The digital frame on his desk changed to a picture of his bare feet framing the pyramids, and I tried to control myself from rubbing the mark off my shoe. Scuffed shoes? No appreciation for the value of things.

“Can you describe in greater detail how you are feeling?” he asked.

I crossed my leg to bring the shoe closer. “I have this twitching in my eye, like I said—”

“Stop. It says here you are refusing an influenza shot? I want you to tell me why.”

“I never get the flu,” I said.

He made a distrustful sound in his throat and a small laugh, and I used the moment to lick my thumb and wipe the scratch off my shoe.

The picture frame on his desk changed to his legs propped on a backpack, his bare feet framing sharp snowcapped mountains.

He asked, “You were how old during this period here. . when you were last paralyzed?”

“Last time? Fourteen,” I said, “but I had milder cases at six and eight.”

“Ventilator?”

He’d just examined me and seen no scar on my throat, and this mistake made me picture a disappointed Indian mother frowning at him. “No,” I said.

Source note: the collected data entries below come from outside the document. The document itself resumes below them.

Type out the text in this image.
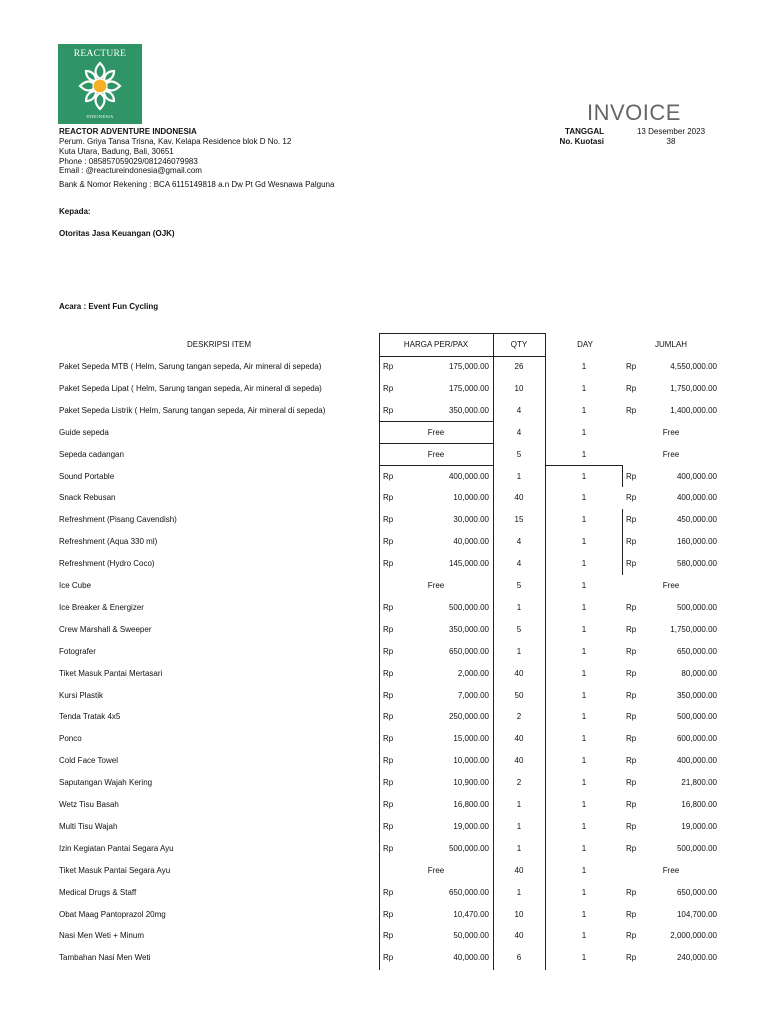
REACTURE
INDONESIA	INVOICE
REACTOR ADVENTURE INDONESIA
Perum. Griya Tansa Trisna, Kav. Kelapa Residence blok D No. 12
Kuta Utara, Badung, Bali, 30651
Phone : 085857059029/081246079983
Email : @reactureindonesia@gmail.com
Bank & Nomor Rekening : BCA 6115149818 a.n Dw Pt Gd Wesnawa Palguna
TANGGAL	13 Desember 2023
No. Kuotasi	38
Kepada:
Otoritas Jasa Keuangan (OJK)
Acara : Event Fun Cycling
DESKRIPSI ITEM	HARGA PER/PAX	QTY	DAY	JUMLAH
Paket Sepeda MTB ( Helm, Sarung tangan sepeda, Air mineral di sepeda)	Rp	175,000.00	26	1	Rp	4,550,000.00
Paket Sepeda Lipat ( Helm, Sarung tangan sepeda, Air mineral di sepeda)	Rp	175,000.00	10	1	Rp	1,750,000.00
Paket Sepeda Listrik ( Helm, Sarung tangan sepeda, Air mineral di sepeda)	Rp	350,000.00	4	1	Rp	1,400,000.00
Guide sepeda	Free	4	1	Free
Sepeda cadangan	Free	5	1	Free
Sound Portable	Rp	400,000.00	1	1	Rp	400,000.00
Snack Rebusan	Rp	10,000.00	40	1	Rp	400,000.00
Refreshment (Pisang Cavendish)	Rp	30,000.00	15	1	Rp	450,000.00
Refreshment (Aqua 330 ml)	Rp	40,000.00	4	1	Rp	160,000.00
Refreshment (Hydro Coco)	Rp	145,000.00	4	1	Rp	580,000.00
Ice Cube	Free	5	1	Free
Ice Breaker & Energizer	Rp	500,000.00	1	1	Rp	500,000.00
Crew Marshall & Sweeper	Rp	350,000.00	5	1	Rp	1,750,000.00
Fotografer	Rp	650,000.00	1	1	Rp	650,000.00
Tiket Masuk Pantai Mertasari	Rp	2,000.00	40	1	Rp	80,000.00
Kursi Plastik	Rp	7,000.00	50	1	Rp	350,000.00
Tenda Tratak 4x5	Rp	250,000.00	2	1	Rp	500,000.00
Ponco	Rp	15,000.00	40	1	Rp	600,000.00
Cold Face Towel	Rp	10,000.00	40	1	Rp	400,000.00
Saputangan Wajah Kering	Rp	10,900.00	2	1	Rp	21,800.00
Wetz Tisu Basah	Rp	16,800.00	1	1	Rp	16,800.00
Multi Tisu Wajah	Rp	19,000.00	1	1	Rp	19,000.00
Izin Kegiatan Pantai Segara Ayu	Rp	500,000.00	1	1	Rp	500,000.00
Tiket Masuk Pantai Segara Ayu	Free	40	1	Free
Medical Drugs & Staff	Rp	650,000.00	1	1	Rp	650,000.00
Obat Maag Pantoprazol 20mg	Rp	10,470.00	10	1	Rp	104,700.00
Nasi Men Weti + Minum	Rp	50,000.00	40	1	Rp	2,000,000.00
Tambahan Nasi Men Weti	Rp	40,000.00	6	1	Rp	240,000.00
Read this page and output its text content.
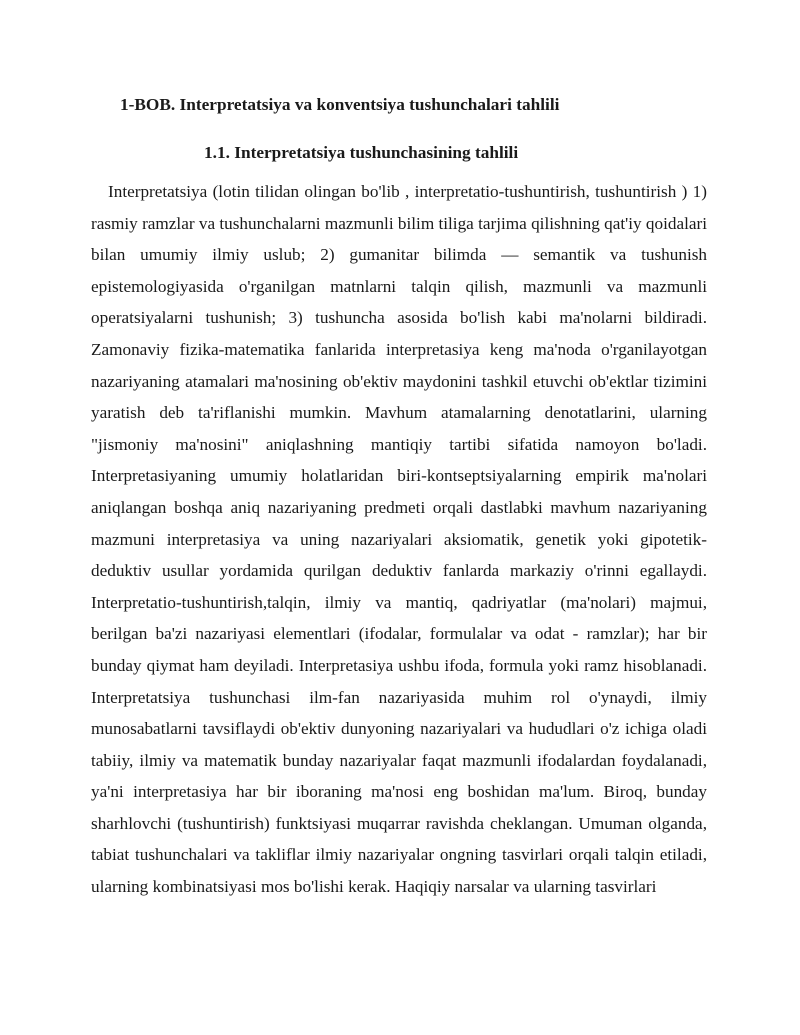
1-BOB. Interpretatsiya va konventsiya tushunchalari tahlili
1.1. Interpretatsiya tushunchasining tahlili

Interpretatsiya (lotin tilidan olingan bo'lib , interpretatio-tushuntirish, tushuntirish ) 1) rasmiy ramzlar va tushunchalarni mazmunli bilim tiliga tarjima qilishning qat'iy qoidalari bilan umumiy ilmiy uslub; 2) gumanitar bilimda — semantik va tushunish epistemologiyasida o'rganilgan matnlarni talqin qilish, mazmunli va mazmunli operatsiyalarni tushunish; 3) tushuncha asosida bo'lish kabi ma'nolarni bildiradi. Zamonaviy fizika-matematika fanlarida interpretasiya keng ma'noda o'rganilayotgan nazariyaning atamalari ma'nosining ob'ektiv maydonini tashkil etuvchi ob'ektlar tizimini yaratish deb ta'riflanishi mumkin. Mavhum atamalarning denotatlarini, ularning "jismoniy ma'nosini" aniqlashning mantiqiy tartibi sifatida namoyon bo'ladi. Interpretasiyaning umumiy holatlaridan biri-kontseptsiyalarning empirik ma'nolari aniqlangan boshqa aniq nazariyaning predmeti orqali dastlabki mavhum nazariyaning mazmuni interpretasiya va uning nazariyalari aksiomatik, genetik yoki gipotetik-deduktiv usullar yordamida qurilgan deduktiv fanlarda markaziy o'rinni egallaydi. Interpretatio-tushuntirish,talqin, ilmiy va mantiq, qadriyatlar (ma'nolari) majmui, berilgan ba'zi nazariyasi elementlari (ifodalar, formulalar va odat - ramzlar); har bir bunday qiymat ham deyiladi. Interpretasiya ushbu ifoda, formula yoki ramz hisoblanadi. Interpretatsiya tushunchasi ilm-fan nazariyasida muhim rol o'ynaydi, ilmiy munosabatlarni tavsiflaydi ob'ektiv dunyoning nazariyalari va hududlari o'z ichiga oladi tabiiy, ilmiy va matematik bunday nazariyalar faqat mazmunli ifodalardan foydalanadi, ya'ni interpretasiya har bir iboraning ma'nosi eng boshidan ma'lum. Biroq, bunday sharhlovchi (tushuntirish) funktsiyasi muqarrar ravishda cheklangan. Umuman olganda, tabiat tushunchalari va takliflar ilmiy nazariyalar ongning tasvirlari orqali talqin etiladi, ularning kombinatsiyasi mos bo'lishi kerak. Haqiqiy narsalar va ularning tasvirlari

That episode of paralysis happened after I had visited Van Raye with the Alfa Romeo in the desert. I’d flown back to Elizabeth who was living at a hotel in Baltimore. Tingling began in my extremities. In a matter of hours I had even been unable to talk.

Dr. Ahuja asked me, “Did anyone ever give a firm diagnosis?”

“No. It just went away.”

I remembered how doctors had examined the fourteen-year-old me, trying diagnoses on me like shoes—“He has Guillain-Barré syndrome,” ruling each one out — West Nile virus, MS, mercury poisoning. There seemed some comfort in Elizabeth telling them that it had happened before when I was six, once when I was eight, and it simply had gone away both times.

Dr. Ahuja’s brow wrinkled, and for the first time I could see his brown eyes, but then he squinted again as the picture changed to his bare feet framing an alpine chateau.

“I was stressed then too, like I am now. That’s what I’m worried about,” I said. “I haven’t been sick at all since. I mean not even the sniffles. I don’t need a flu shot. I just don’t want to get emotionally unbalanced or I’m worried about the paralysis happening again. The flu shot is unnecessary. My mother says I have an Indian immune system.”